Universal Paperclips is slightly better about this, showing the process of the AI gaining our trust before betraying us, but the key power-grab step is still reduced to just "release the hypnodrones".

There are other places that have fleshed out the details of how misaligned power-seeking might play out, such as Holden Karnofsky's post AI Could Defeat All Of Us Combined.

That particular story, in which I write "one day, every single person in the world suddenly dies", is about a fast takeoff self-improvement scenario. In such scenarios, a sudden takeover is exactly what we should expect to occur, and the intermediate steps set out by Holden and others don't apply to such scenarios. Any guessing about what sort of advanced technology would do this necessarily makes the scenario less likely, and I think such guesses (e.g. "hypnodrones") are extremely likely to be false and aren't useful or informative.

For what it's worth, I  personally agree that slow takeoff scenarios like those described by Holden (or indeed those I discuss in the rest of this article) are far more likely.  That's why I focus many different ways in which an AI could take over - rather than on any particular failure story. And, as I discuss, any particular combination of steps is necessarily less likely than the claim that any or all of these capabilities could be used.

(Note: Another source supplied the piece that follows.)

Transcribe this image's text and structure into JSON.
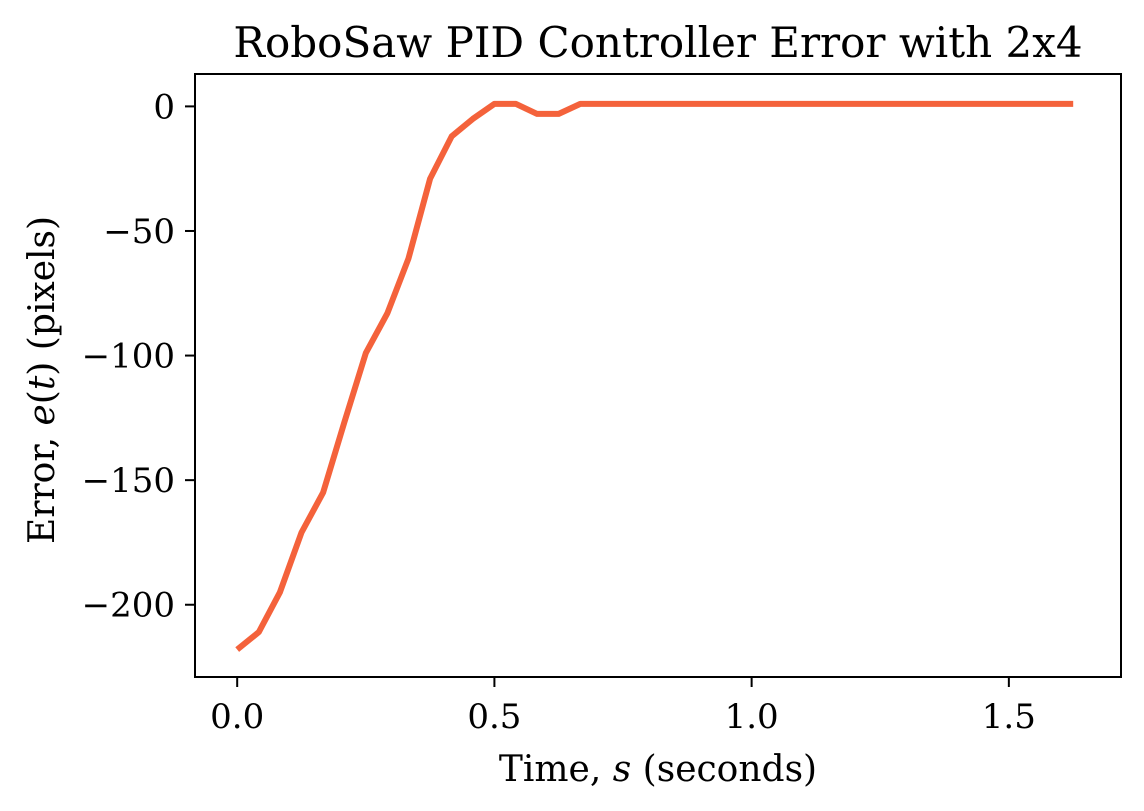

But a significant fraction of people working on AI existential safety disagree with both of us, and think that a story which literally claims that a sufficiently advanced system will suddenly kill all humans is the most likely way for this catastrophe to play out! That's why I also included a story which doesn't explain these intermediate steps, even though my inside view is that this is less likely to occur.

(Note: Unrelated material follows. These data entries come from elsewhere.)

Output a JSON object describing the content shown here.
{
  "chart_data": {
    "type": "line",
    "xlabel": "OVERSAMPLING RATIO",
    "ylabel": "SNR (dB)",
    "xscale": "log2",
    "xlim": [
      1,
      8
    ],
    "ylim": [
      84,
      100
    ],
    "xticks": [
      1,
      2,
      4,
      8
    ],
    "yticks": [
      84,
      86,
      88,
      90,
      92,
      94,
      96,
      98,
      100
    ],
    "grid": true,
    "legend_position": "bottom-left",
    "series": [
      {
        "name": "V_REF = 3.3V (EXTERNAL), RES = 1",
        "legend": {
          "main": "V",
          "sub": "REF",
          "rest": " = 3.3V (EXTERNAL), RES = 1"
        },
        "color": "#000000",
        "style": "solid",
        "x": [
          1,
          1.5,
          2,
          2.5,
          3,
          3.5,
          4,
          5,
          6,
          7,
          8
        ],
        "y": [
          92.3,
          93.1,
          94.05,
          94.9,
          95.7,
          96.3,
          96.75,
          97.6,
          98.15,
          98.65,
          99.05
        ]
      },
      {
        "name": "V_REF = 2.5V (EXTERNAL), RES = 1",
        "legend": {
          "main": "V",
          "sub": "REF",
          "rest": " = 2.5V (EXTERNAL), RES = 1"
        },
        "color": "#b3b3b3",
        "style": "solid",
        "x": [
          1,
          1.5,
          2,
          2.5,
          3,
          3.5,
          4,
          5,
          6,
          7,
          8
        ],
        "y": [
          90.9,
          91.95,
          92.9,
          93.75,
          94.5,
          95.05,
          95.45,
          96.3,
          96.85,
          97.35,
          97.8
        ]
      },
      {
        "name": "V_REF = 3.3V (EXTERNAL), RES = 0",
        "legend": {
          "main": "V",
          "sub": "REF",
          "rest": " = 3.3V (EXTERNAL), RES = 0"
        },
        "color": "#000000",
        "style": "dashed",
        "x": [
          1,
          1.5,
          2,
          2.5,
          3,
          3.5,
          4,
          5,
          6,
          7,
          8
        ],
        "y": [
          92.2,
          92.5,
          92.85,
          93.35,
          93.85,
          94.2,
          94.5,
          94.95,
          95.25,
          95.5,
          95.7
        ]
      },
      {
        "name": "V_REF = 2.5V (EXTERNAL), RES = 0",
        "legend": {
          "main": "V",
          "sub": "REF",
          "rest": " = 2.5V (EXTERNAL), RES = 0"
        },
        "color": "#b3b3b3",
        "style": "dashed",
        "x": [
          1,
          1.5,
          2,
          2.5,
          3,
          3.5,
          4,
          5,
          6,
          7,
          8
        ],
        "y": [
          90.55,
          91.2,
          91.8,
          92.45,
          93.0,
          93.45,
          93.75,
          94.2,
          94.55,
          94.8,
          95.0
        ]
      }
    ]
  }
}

I'm one of the AI researchers worried about fast takeoff. Yes, it's probably incorrect to pick any particular sudden-death scenario and say it's how it'll happen, but you can provide some guesses and a better illustration of one or more possibilities. For example, have you read Valuable Humans In Transit? https://qntm.org/transit

Fantastic writeup, thank you! Our university group just assigned What Failure Looks Like as a core reading for our AI safety reading group, but this has a clearer breakdown of distinct capabilities that could threaten us. We'll include it in future groups.